Masuk Daftar
My Getplus

Di Balik Arca Prajnaparamita, Nandi dan Bhairawa

Di balik perjalanan arca yang sudah kembali dan yang masih tertinggal di Belanda.

Oleh: Randy Wirayudha | 07 Des 2023
Arca Prajnaparamita dari Candi Singhasari yang sudah dikembalikan Belanda sejak 1970-an (Museum Nasional/MCB)

SOSOK perempuan anggun yang diabadikan dalam arca setinggi 126 cm itu duduk bersila dengan sikap dharmachakra-mudra (sikap tangan perlambang pemutaran roda dharma). Arca indah yang berasal dari era Singhasari di abad ke-13 itu teridentifikasi sebagai arca Prajnaparamita meski masyarakat luas lebih mengenalnya sebagai patung Ken Dedes.

“Gambarnya juga banyak ditemukan dalam prangko, patung-patung replika di museum-museum daerah, serta reproduksi monumennya di sebuah taman di Malang. Meski bernama Prajnaparamita, seorang dewi (agama) Buddha yang melambangkan kebijsaksanaan, ia lebih dikenali masyarakat sebagai Ken Dedes, ratu pertama dari dinasti Singhasari dan nenek moyang para penguasa Singhasari dan Majapahit dua abad berikutnya,” tulis peneliti KITLV (Institut Kerajaan Belanda bidang Studi Asia Tenggara dan Karibia) Natasha Reichle dalam Violence and Serenity: Late Buddhist Sculpture from Indonesia.

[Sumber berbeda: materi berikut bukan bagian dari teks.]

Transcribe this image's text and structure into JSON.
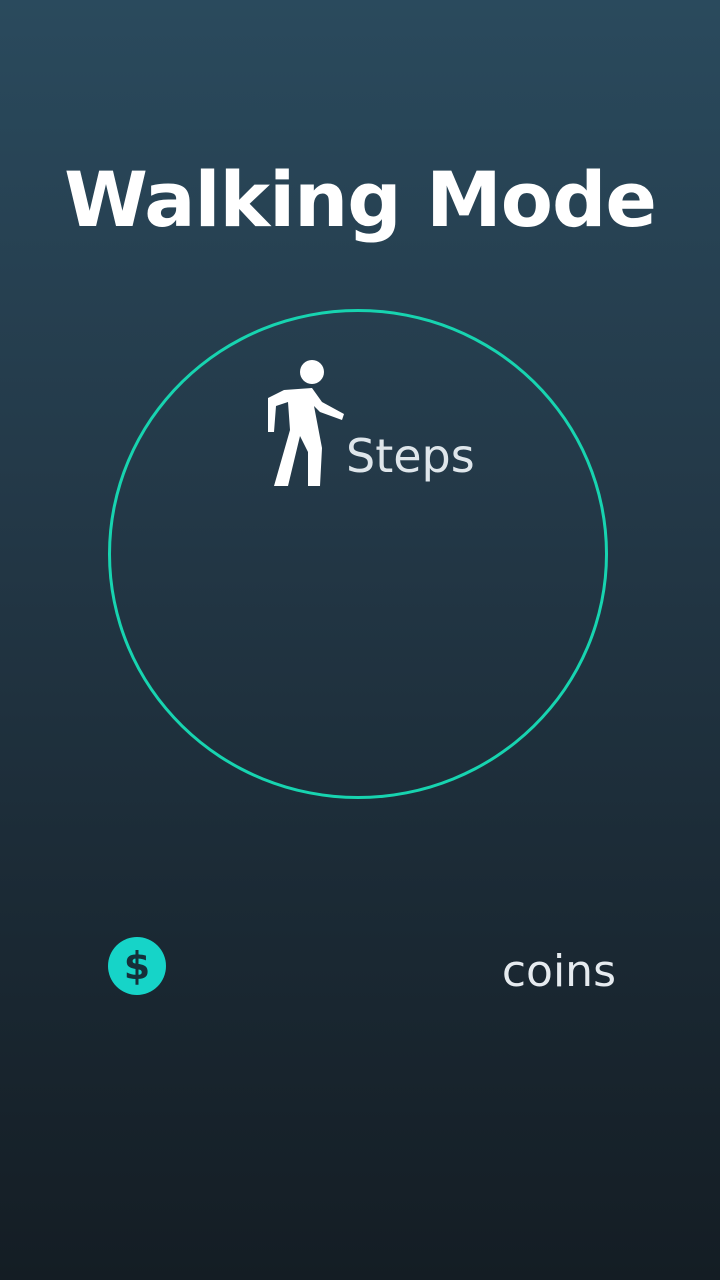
{
  "header": {
    "title": "Walking Mode"
  },
  "steps": {
    "icon": "walking-person-icon",
    "label": "Steps",
    "value": ""
  },
  "coins": {
    "icon": "dollar-coin-icon",
    "label": "coins",
    "value": ""
  },
  "colors": {
    "accent": "#17d4b0",
    "coin": "#16d4c8",
    "background_top": "#2a4a5d",
    "background_bottom": "#141d24",
    "text": "#ffffff"
  }
}
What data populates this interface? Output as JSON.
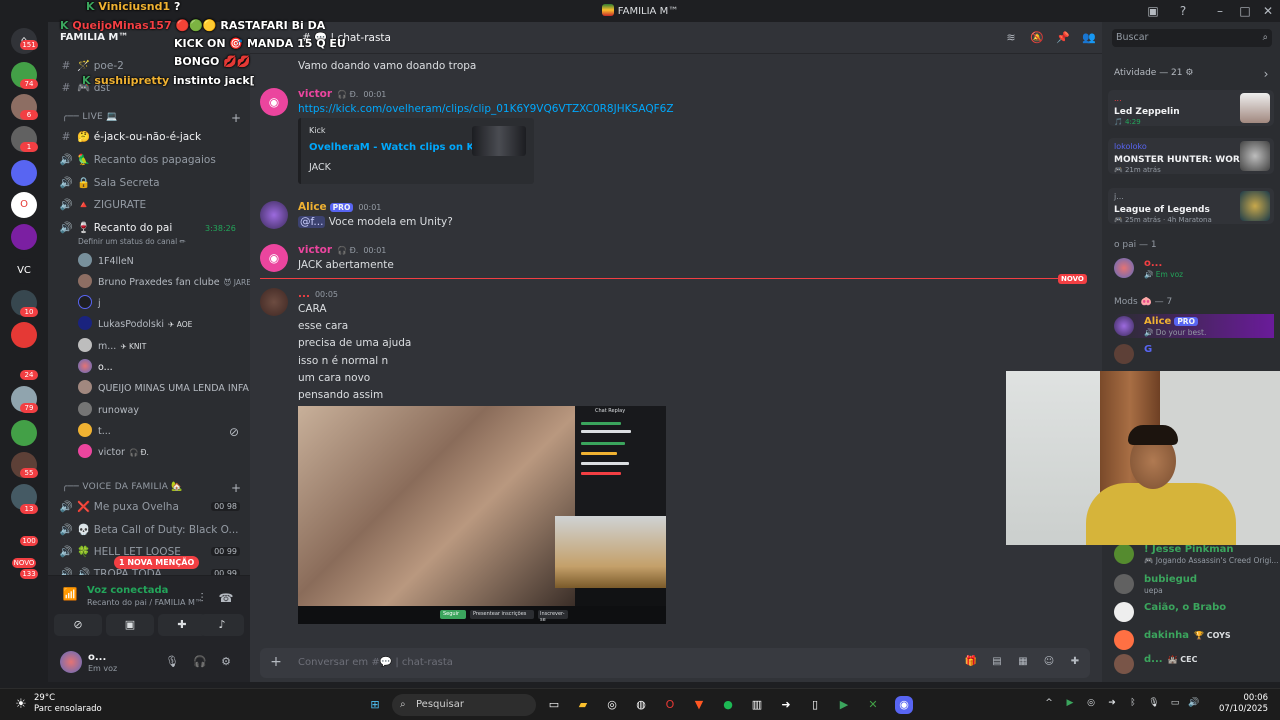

Meski begitu, Reichle mendapati beberapa teori dan simpulan bukti tentang arca itu. Arca Prajnaparamita sejatinya bukanlah sosok Ken Dedes yang diabadikan dalam bentuk arca.

Advertising
Advertising

“Ada tiga argumen yang mendukung teori sebelumnya bahwa Prajnaparamita adalah Ken Dedes. Pertama, adalah narasi sejarah turun-temurun. Kedua, Ken Dedes diasosiasikan dengan sosok dewi Buddha karena ia putri dari seorang biksu Mahayana. Ketiga, gaya arca yang sangat mirip dengan arca lainnya di Candi Singhasari. Memang mungkin saja Ken Dedes yang wafat pertengahan abad ke-13 dibuatkan patung penghormatan selama masa Dinasti Singhasari,” sambungnya.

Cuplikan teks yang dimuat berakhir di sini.